Even Judge Merrick Garland had time to crack U.S. Supreme Court jokes during a hearing, winking at his denied nomination to the nation’s highest court.
The comments came during a sitting of the U.S. Court of Appeals for the D.C. Circuit at Georgetown Law, where Chief Judge Garland and Judges Sri Srinivasan and A. Raymond Randolph heard two cases. The special session was part of the appeals court’s revival of “circuit riding,” a throwback to the nation’s early years when justices were required to preside over cases in federal circuit courts, often crisscrossing the country by horse.
Garland told students that justices detested the practice—so much so that Chief Justice John Jay left the role for a governorship in 1795, and later turned down an offer to return to the bench, in part because he couldn’t continue on with riding circuit.
“Apparently serving on the U.S. Supreme Court just isn’t what it’s cracked up to be,” Garland said Thursday, to a roomful of laughing students. Even Srinivasan let out a laugh.
Garland noted another jurist, Thomas Johnson, abandoned the bench partly over his distaste for circuit riding. (Johnson is considered to hold the record for the shortest tenure at the Supreme Court.) That made “two people who didn’t think serving on the Supreme Court was all that,” Garland said, again to laughter.

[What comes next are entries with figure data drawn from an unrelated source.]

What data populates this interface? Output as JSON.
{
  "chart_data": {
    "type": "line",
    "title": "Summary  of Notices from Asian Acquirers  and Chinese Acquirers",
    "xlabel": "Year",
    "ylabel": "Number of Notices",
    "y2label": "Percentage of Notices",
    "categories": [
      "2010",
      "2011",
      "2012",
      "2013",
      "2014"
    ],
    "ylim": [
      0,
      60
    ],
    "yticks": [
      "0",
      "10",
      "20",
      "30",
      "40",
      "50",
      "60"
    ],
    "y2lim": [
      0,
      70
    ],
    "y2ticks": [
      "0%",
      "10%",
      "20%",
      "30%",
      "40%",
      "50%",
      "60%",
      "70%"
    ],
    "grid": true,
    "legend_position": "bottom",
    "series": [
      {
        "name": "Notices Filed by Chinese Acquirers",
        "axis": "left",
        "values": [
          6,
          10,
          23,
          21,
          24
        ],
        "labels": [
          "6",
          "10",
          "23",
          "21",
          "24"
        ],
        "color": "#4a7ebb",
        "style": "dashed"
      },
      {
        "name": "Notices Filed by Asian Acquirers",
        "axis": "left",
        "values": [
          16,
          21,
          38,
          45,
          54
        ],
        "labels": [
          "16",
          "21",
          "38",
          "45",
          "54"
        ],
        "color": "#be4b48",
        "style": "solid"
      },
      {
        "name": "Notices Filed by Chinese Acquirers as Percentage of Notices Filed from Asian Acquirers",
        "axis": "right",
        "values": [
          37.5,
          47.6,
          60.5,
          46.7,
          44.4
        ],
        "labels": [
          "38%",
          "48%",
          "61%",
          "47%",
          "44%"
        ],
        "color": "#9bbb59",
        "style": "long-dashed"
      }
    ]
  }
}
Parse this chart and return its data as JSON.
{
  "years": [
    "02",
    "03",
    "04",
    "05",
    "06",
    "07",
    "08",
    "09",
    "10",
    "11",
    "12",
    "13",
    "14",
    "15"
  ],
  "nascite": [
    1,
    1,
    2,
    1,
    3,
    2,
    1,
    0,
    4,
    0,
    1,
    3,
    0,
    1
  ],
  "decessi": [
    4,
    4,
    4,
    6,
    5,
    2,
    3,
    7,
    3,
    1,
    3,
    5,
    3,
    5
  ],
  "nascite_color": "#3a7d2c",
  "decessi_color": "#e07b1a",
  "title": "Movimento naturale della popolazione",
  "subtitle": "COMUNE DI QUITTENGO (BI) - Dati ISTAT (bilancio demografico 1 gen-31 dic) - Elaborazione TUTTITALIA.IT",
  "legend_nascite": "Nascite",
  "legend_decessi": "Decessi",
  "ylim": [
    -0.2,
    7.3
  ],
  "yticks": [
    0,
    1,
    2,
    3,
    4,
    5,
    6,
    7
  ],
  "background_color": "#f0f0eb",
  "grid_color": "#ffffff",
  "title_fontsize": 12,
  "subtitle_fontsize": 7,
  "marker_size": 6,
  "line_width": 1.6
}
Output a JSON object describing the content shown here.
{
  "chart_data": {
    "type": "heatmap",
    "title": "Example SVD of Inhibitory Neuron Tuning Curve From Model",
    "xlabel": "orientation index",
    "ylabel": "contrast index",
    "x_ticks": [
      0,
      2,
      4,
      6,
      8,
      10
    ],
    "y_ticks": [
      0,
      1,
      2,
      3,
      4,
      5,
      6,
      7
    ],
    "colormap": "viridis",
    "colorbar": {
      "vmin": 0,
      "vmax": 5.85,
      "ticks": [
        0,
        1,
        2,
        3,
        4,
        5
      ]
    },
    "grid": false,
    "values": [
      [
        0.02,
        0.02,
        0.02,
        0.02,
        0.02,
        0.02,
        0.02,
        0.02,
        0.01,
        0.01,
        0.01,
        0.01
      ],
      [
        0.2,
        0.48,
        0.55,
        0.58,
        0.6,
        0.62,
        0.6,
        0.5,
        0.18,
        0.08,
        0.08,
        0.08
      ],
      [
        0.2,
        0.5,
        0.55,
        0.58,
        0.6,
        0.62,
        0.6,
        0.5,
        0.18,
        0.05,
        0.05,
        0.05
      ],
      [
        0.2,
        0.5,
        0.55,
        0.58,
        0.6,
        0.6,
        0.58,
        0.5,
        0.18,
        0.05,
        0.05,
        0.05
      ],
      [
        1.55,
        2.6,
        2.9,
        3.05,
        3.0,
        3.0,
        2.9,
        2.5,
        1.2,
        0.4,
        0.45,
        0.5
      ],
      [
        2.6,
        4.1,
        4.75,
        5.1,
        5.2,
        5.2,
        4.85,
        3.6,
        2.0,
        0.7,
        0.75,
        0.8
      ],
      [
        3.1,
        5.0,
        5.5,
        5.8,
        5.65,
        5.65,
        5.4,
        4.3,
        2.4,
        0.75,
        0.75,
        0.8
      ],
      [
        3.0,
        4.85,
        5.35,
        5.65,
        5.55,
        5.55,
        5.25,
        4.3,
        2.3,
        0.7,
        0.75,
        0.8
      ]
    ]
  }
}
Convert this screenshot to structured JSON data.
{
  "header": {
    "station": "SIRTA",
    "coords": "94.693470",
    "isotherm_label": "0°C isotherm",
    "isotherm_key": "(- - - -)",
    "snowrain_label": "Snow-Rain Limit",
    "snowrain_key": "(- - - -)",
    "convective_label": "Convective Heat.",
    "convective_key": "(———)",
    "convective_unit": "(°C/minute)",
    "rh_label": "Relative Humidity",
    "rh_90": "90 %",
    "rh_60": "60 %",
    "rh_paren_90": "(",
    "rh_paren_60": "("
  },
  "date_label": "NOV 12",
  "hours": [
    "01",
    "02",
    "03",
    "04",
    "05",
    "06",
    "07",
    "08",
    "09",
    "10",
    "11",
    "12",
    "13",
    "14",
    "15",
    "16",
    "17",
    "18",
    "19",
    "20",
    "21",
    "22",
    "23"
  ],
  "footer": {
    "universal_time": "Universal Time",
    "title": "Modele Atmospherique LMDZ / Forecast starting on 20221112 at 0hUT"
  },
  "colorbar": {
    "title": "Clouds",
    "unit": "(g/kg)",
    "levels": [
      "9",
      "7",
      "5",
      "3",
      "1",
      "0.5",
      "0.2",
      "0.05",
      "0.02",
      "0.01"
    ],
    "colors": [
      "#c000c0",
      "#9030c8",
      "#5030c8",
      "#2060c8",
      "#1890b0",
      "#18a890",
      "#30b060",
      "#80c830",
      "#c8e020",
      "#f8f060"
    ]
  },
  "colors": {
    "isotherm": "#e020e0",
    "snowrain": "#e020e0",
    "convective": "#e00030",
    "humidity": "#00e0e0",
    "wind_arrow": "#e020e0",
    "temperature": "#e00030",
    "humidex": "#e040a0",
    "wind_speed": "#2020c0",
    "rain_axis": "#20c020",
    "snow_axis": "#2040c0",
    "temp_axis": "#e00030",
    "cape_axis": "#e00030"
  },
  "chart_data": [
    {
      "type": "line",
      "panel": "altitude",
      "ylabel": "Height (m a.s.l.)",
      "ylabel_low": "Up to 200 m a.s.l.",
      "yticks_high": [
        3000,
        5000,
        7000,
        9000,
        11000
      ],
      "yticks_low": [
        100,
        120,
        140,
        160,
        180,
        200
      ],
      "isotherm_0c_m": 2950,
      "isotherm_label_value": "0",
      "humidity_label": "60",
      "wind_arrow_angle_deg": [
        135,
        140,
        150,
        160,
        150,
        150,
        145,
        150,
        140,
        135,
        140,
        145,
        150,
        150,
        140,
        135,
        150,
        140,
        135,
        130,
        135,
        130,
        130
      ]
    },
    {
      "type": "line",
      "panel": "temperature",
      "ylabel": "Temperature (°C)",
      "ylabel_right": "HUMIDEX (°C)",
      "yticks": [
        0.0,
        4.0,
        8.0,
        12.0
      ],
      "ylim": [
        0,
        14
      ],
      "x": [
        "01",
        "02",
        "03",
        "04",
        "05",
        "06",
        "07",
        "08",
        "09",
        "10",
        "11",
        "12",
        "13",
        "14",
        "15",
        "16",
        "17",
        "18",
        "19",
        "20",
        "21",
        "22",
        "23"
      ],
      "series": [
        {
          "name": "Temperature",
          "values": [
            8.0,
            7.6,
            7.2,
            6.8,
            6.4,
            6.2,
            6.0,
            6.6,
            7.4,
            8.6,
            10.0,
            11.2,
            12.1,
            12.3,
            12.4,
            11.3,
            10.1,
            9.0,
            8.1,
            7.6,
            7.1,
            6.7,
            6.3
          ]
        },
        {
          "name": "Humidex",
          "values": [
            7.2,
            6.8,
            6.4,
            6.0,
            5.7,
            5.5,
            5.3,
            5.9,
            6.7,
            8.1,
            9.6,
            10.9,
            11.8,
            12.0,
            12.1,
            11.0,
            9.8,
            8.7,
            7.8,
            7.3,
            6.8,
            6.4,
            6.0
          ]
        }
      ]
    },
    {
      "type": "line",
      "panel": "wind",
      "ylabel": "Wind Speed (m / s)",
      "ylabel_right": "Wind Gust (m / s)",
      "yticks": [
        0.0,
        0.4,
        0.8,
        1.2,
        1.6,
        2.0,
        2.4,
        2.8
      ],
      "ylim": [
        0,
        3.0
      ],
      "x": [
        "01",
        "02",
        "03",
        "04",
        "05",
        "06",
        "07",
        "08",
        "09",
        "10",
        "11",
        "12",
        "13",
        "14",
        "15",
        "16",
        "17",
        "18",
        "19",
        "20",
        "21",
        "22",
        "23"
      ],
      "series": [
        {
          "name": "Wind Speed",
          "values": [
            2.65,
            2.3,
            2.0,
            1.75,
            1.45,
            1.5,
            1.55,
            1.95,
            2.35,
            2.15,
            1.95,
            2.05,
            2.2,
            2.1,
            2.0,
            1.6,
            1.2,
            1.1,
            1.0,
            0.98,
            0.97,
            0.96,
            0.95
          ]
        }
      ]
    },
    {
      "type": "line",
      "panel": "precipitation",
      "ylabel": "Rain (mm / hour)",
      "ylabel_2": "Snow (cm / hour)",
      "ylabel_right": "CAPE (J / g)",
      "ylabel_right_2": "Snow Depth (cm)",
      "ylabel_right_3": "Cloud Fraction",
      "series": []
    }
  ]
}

Thanks to Garland, the D.C. Circuit has enjoyed its own modern-day, and more modest, version of riding the circuit. Since 2013, the appeals court has made it a habit of holding a special sitting each term at one of the district’s law schools.
After Thursday’s arguments, the chief judge said he revived the tradition with the idea of bringing the court’s work to D.C. residents and students. He noted it’s “not always easy” for law students to go to Washington’s federal courthouse.
Since then, the court has visited all six of the district’s law schools, which also include Howard University, the Catholic University of America, George Washington University, the University of the District of Columbia and American University. Thursday’s visit to Georgetown marked the court’s second time there.
The first set of arguments Thursday centered around the denial of a man’s bid to withdraw his guilty plea. He was indicted in 2015 on a child pornography charge.
The second case featured UPS Ground Freight Inc.’s legal spat with the National Labor Relations Board over union elections, a case that has drawn interest from business groups.
The judges asked their usual questions from a wooden dais that bore the D.C. Circuit’s seal. They were seated before a rich blue curtain backdrop, instead of the more muted walls at the E. Barrett Prettyman Courthouse.
Only a few feet separated the judges’ dais from the attorneys’ lectern and counsel tables, but the tight quarters didn’t seem to fluster the lawyers.
Garland said a reception with students often follows the special sessions. Judges will mingle with students, though they’ll steer clear of discussing cases.
Georgetown Law Dean William Treanor, who introduced the panel Thursday, said after the event that the school was pleased the D.C. Circuit was back at Georgetown’s campus, where the court’s first special session was held.
He called it a “privilege for students” to see the court’s work there, and noted that admitted students were also touring the campus Thursday. He said he couldn’t “imagine a better introduction to the law” than the morning’s arguments.
The D.C. Circuit isn’t alone in its “circuit riding” reboot. Other federal appeals courts—including the Fourth, Ninth and Fifth circuits—have similarly traveled to law schools.